Larsen Kristoffer, Zhao Chen, Keyak Joyce, Sha Qiuying, Paez Diana, Zhang Xinwei, Hung Guang-Uei, Zou Jiangang, Peix Amalia, Zhou Weihua
Department of Mathematical Sciences, Michigan Technological University, Houghton, MI, USA.
Department of Computer Science, Kennesaw State University, Marietta, GA, USA.

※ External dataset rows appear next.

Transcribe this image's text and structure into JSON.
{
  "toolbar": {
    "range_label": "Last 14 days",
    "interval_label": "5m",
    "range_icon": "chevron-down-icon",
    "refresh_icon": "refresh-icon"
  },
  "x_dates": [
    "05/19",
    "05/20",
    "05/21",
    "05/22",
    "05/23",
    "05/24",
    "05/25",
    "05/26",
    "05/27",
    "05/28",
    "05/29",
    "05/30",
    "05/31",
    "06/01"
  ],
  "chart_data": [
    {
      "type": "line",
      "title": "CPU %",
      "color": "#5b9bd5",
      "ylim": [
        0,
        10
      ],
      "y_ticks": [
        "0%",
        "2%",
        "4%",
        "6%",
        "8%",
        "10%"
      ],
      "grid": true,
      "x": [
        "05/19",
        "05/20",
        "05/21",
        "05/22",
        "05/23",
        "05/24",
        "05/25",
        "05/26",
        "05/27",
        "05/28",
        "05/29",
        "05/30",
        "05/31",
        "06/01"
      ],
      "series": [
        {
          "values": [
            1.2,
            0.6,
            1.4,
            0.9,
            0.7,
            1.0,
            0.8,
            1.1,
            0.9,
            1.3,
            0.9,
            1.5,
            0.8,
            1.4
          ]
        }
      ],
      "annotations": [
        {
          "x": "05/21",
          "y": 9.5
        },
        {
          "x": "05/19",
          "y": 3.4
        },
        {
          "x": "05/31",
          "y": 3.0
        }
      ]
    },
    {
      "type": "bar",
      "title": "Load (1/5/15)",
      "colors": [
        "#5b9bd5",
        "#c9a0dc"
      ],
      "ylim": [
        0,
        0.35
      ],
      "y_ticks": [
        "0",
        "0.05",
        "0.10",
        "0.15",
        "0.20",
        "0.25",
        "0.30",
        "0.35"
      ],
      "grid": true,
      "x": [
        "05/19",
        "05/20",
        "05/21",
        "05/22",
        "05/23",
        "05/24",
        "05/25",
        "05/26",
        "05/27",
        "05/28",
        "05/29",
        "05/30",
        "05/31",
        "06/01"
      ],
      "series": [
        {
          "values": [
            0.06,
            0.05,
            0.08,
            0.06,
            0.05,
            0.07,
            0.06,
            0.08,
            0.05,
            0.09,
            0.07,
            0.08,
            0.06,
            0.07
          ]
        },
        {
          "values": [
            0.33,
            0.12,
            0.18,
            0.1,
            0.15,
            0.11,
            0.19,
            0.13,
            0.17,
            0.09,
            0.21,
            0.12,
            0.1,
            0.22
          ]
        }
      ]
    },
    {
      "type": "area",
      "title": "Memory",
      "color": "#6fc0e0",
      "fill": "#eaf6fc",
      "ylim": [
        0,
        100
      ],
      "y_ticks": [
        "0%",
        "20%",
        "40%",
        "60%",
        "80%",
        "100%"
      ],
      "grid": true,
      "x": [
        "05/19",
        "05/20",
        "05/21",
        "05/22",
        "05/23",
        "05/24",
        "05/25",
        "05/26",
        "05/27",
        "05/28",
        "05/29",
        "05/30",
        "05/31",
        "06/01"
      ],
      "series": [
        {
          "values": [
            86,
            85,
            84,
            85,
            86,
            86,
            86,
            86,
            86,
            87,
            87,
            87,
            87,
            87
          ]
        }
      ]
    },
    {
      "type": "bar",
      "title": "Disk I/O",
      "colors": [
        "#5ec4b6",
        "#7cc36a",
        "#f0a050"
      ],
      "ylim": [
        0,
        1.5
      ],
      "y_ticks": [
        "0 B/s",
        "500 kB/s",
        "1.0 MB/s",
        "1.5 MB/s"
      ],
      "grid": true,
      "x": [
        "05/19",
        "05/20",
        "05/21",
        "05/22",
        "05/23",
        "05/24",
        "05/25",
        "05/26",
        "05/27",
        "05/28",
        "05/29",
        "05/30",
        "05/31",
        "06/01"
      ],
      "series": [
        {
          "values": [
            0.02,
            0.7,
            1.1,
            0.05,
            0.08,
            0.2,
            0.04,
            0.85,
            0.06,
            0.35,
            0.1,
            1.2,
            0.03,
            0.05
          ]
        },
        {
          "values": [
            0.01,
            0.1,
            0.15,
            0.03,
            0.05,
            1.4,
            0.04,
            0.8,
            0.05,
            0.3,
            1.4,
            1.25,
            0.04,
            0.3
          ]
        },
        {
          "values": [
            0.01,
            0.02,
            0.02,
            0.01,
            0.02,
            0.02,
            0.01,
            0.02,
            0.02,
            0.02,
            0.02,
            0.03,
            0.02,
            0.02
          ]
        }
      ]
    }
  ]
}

ArXiv. 2024 Apr 28:arXiv:2309.08415v4.
Current machine learning-based (ML) models usually attempt to utilize all available patient data to predict patient outcomes while ignoring the associated cost and time for data acquisition. The purpose of this study is to create a multi-stage machine learning model to predict cardiac resynchronization therapy (CRT) response for heart failure (HF) patients. This model exploits uncertainty quantification to recommend additional collection of single-photon emission computed tomography myocardial perfusion imaging (SPECT MPI) variables if baseline clinical variables and features from electrocardiogram (ECG) are not sufficient.
218 patients who underwent rest-gated SPECT MPI were enrolled in this study. CRT response was defined as an increase in left ventricular ejection fraction (LVEF) > 5% at a 6±1 month follow-up. A multi-stage ML model was created by combining two ensemble models: Ensemble 1 was trained with clinical variables and ECG; Ensemble 2 included Ensemble 1 plus SPECT MPI features. Uncertainty quantification from Ensemble 1 allowed for multi-stage decision-making to determine if the acquisition of SPECT data for a patient is necessary. The performance of the multi-stage model was compared with that of Ensemble models 1 and 2.
The response rate for CRT was 55.5% (n = 121) with overall male gender 61.0% (n = 133), an average age of 62.0±11.8, and LVEF of 27.7±11.0. The multi-stage model performed similarly to Ensemble 2 (which utilized the additional SPECT data) with AUC of 0.75 vs. 0.77, accuracy of 0.71 vs. 0.69, sensitivity of 0.70 vs. 0.72, and specificity 0.72 vs. 0.65, respectively. However, the multi-stage model only required SPECT MPI data for 52.7% of the patients across all folds.
By using rule-based logic stemming from uncertainty quantification, the multi-stage model was able to reduce the need for additional SPECT MPI data acquisition without sacrificing performance.
当前基于机器学习(ML)的模型通常试图利用所有可用的患者数据来预测患者预后,却忽略了数据采集相关的成本和时间。本研究的目的是创建一个多阶段机器学习模型,以预测心力衰竭(HF)患者的心脏再同步治疗(CRT)反应。该模型利用不确定性量化来建议在基线临床变量和心电图(ECG)特征不足时额外收集单光子发射计算机断层扫描心肌灌注成像(SPECT MPI)变量。
本研究纳入了218例接受静息门控SPECT MPI检查的患者。CRT反应定义为在6±1个月随访时左心室射血分数(LVEF)增加>5%。通过组合两个集成模型创建了一个多阶段ML模型:集成模型1使用临床变量和ECG进行训练;集成模型2包括集成模型1加上SPECT MPI特征。集成模型1的不确定性量化允许进行多阶段决策,以确定是否有必要为患者采集SPECT数据。将多阶段模型的性能与集成模型1和2的性能进行比较。
CRT的反应率为55.5%(n = 121),总体男性占61.0%(n = 133),平均年龄为62.0±11.8,LVEF为27.7±11.0。多阶段模型的表现与集成模型2(使用了额外的SPECT数据)相似,AUC分别为0.75和0.77,准确率分别为0.71和0.69,敏感性分别为0.70和0.72,特异性分别为0.72和0.65。然而,多阶段模型在所有折叠中仅需要52.7%的患者的SPECT MPI数据。
通过使用源于不确定性量化的基于规则的逻辑,多阶段模型能够在不牺牲性能的情况下减少额外SPECT MPI数据采集的需求。